# Web scraping using `BeautifulSoup` and accessing APIs

In [1]:
import json
import numpy as np
import pandas as pd
import re
import requests

from bs4 import BeautifulSoup
from time import sleep

## Web scraping using `BeautifulSoup`

### Read HTML

In [2]:
html = requests.get('http://www.imdb.com/title/tt2084970/').text

### Parse HTML into a `BeautifulSoup` object

In [3]:
soup = BeautifulSoup(html, 'lxml')

### Retrieve the title

In [4]:
soup.find(name='h1', attrs={'itemprop': 'name'})

<h1 class="" itemprop="name">The Imitation Game <span id="titleYear">(<a href="/year/2014/?ref_=tt_ov_inf">2014</a>)</span> </h1>

In [5]:
soup.find(name='h1', attrs={'itemprop': 'name'}).find(text=True, recursive=False)

'The Imitation Game\xa0'

In [6]:
soup.find(name='h1', attrs={'itemprop': 'name'}).find(text=True, recursive=False).strip()

'The Imitation Game'

### Retrieve the genre(s)

In [7]:
soup.find_all(name='span', attrs={'itemprop': 'genre'})

[<span class="itemprop" itemprop="genre">Biography</span>,
 <span class="itemprop" itemprop="genre">Drama</span>,
 <span class="itemprop" itemprop="genre">Thriller</span>]

In [8]:
[x.text for x in soup.find_all('span', itemprop='genre')]

['Biography', 'Drama', 'Thriller']

### Retrieve the description

In [9]:
soup.find('div', itemprop='description').text.strip()

'During World War II, mathematician Alan Turing tries to crack the enigma code with help from fellow mathematicians.'

### Retrieve the duration (in minutes)

In [10]:
int(re.findall(r'(\d+)', soup.find('time', itemprop='duration')['datetime'])[0])

114

### Retrieve the content rating

In [11]:
soup.find('meta', itemprop='contentRating')['content']

'12A'

### Retrieve the rating

In [12]:
float(soup.find('span', itemprop='ratingValue').text)

8.1

### Retrieve the rating and number of reviews

In [13]:
soup.find('div', class_='ratingValue').strong['title']

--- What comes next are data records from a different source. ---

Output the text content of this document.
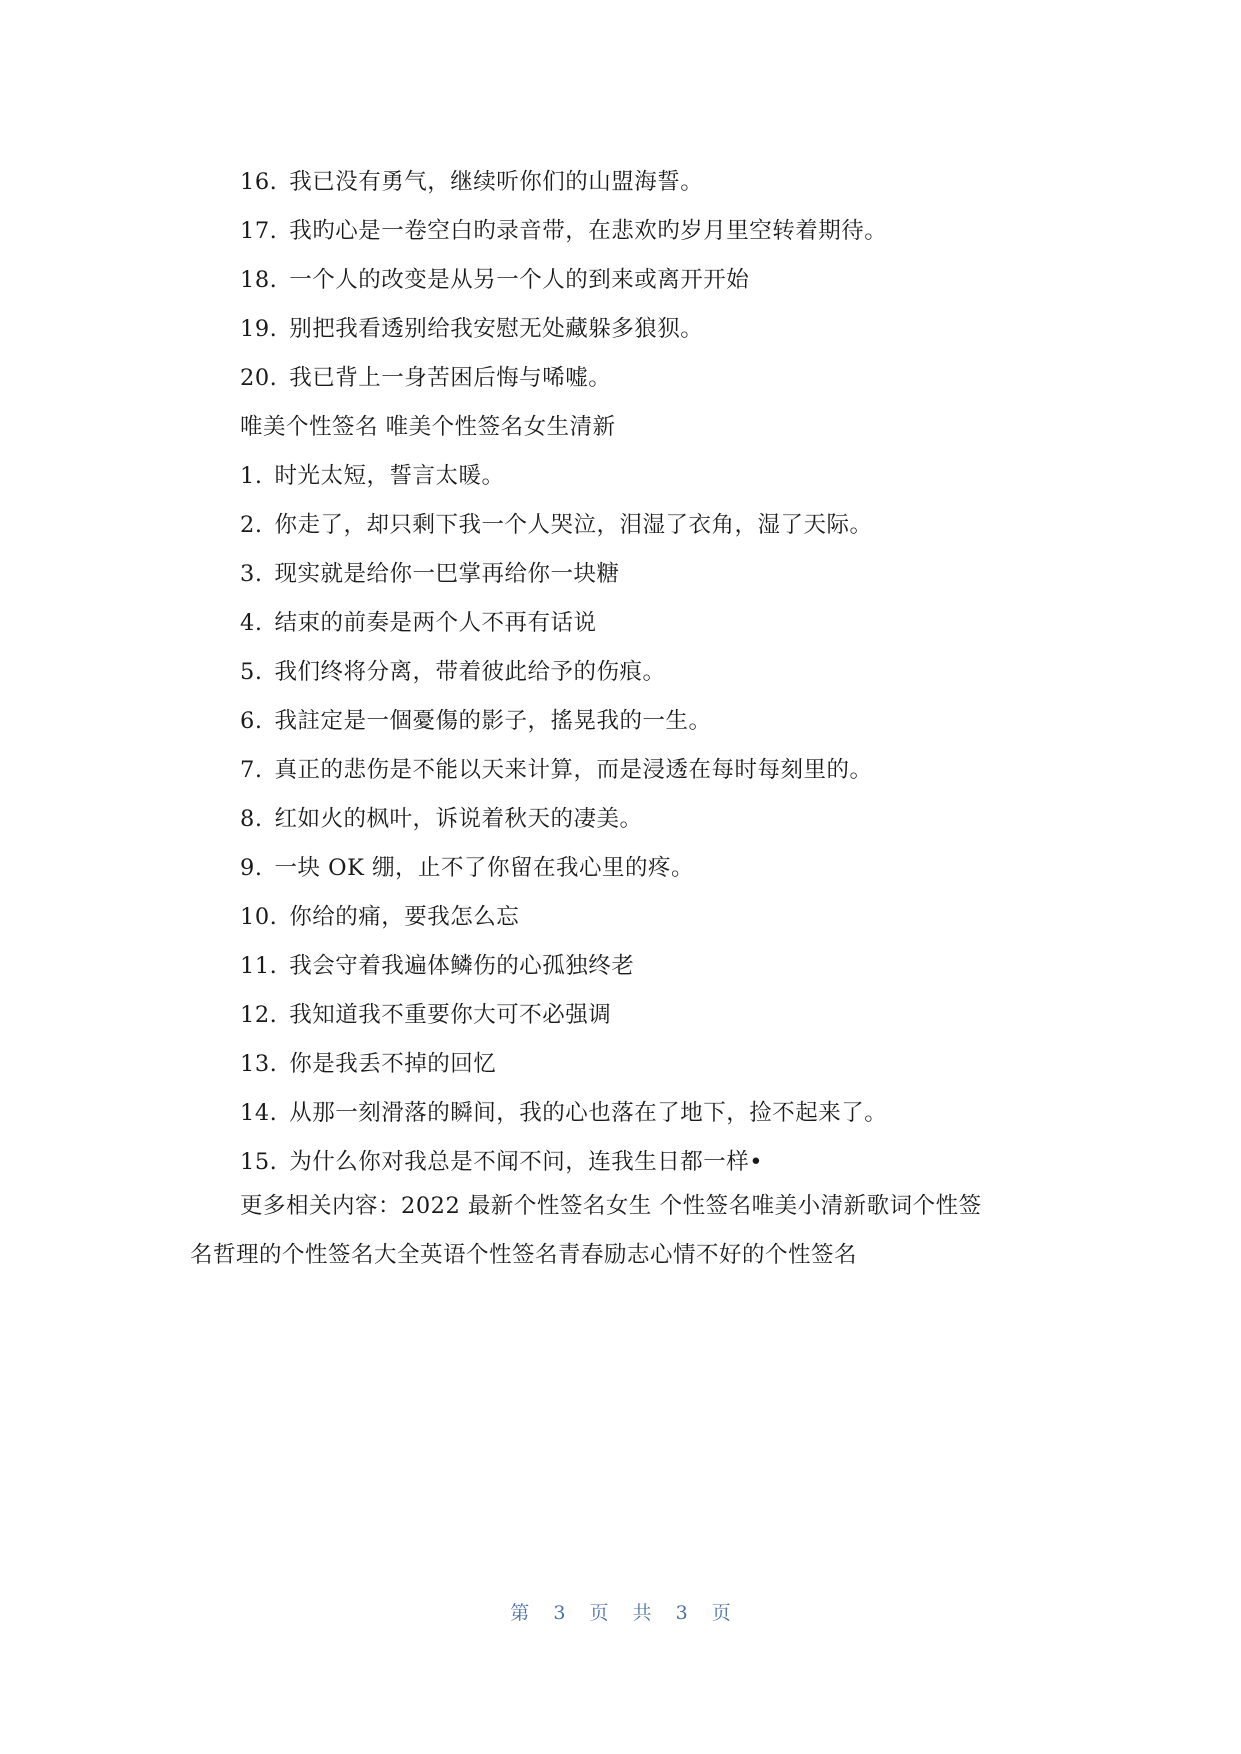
16. 我已没有勇气，继续听你们的山盟海誓。
17. 我旳心是一卷空白旳录音带，在悲欢旳岁月里空转着期待。
18. 一个人的改变是从另一个人的到来或离开开始
19. 别把我看透别给我安慰无处藏躲多狼狈。
20. 我已背上一身苦困后悔与唏嘘。
唯美个性签名 唯美个性签名女生清新
1. 时光太短，誓言太暖。
2. 你走了，却只剩下我一个人哭泣，泪湿了衣角，湿了天际。
3. 现实就是给你一巴掌再给你一块糖
4. 结束的前奏是两个人不再有话说
5. 我们终将分离，带着彼此给予的伤痕。
6. 我註定是一個憂傷的影子，搖晃我的一生。
7. 真正的悲伤是不能以天来计算，而是浸透在每时每刻里的。
8. 红如火的枫叶，诉说着秋天的凄美。
9. 一块 OK 绷，止不了你留在我心里的疼。
10. 你给的痛，要我怎么忘
11. 我会守着我遍体鳞伤的心孤独终老
12. 我知道我不重要你大可不必强调
13. 你是我丢不掉的回忆
14. 从那一刻滑落的瞬间，我的心也落在了地下，捡不起来了。
15. 为什么你对我总是不闻不问，连我生日都一样•
更多相关内容：2022 最新个性签名女生 个性签名唯美小清新歌词个性签
名哲理的个性签名大全英语个性签名青春励志心情不好的个性签名
第 3 页 共 3 页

'8.1 based on 533,052 user ratings'

In [14]:
soup.find('div', 'ratingValue').strong['title']

'8.1 based on 533,052 user ratings'

In [15]:
rating, n = re.findall(r'^([\d\.]+).+?([\d,]+)', soup.find('div', 'ratingValue').strong['title'])[0]
rating = float(rating)
n = int(n.replace(',', ''))
rating, n

(8.1, 533052)

### Define a function to do all of the above given an IMDb ID

In [16]:
def scrape_film_info(imdb_id):
    html = requests.get('http://www.imdb.com/title/' + imdb_id).text
    soup = BeautifulSoup(html, 'lxml')
    info = {}
    info['title'] =\
        soup.find('h1', itemprop='name').find(text=True, recursive=False).strip()
    info['genres'] =\
        [x.text for x in soup.find_all('span', itemprop='genre')]
    info['description'] =\
        soup.find('div', itemprop='description').text.strip()
    info['duration'] =\
        int(re.findall(r'(\d+)', soup.find('time', itemprop='duration')['datetime'])[0])
    info['content_rating'] =\
        soup.find('meta', itemprop='contentRating')['content']
    rating, n =\
        re.findall(r'^([\d\.]+).+?([\d,]+)',\
                   soup.find('div', 'ratingValue').strong['title'])[0]
    info['rating'] = float(rating)
    info['n'] = int(n.replace(',', ''))
    return info

In [17]:
scrape_film_info('tt2084970')

{'content_rating': '12A',
 'description': 'During World War II, mathematician Alan Turing tries to crack the enigma code with help from fellow mathematicians.',
 'duration': 114,
 'genres': ['Biography', 'Drama', 'Thriller'],
 'n': 533052,
 'rating': 8.1,
 'title': 'The Imitation Game'}

### Get the *Top 250 as rated by IMDb Users* list

In [18]:
soup = BeautifulSoup(requests.get('http://www.imdb.com/chart/top').text, 'lxml')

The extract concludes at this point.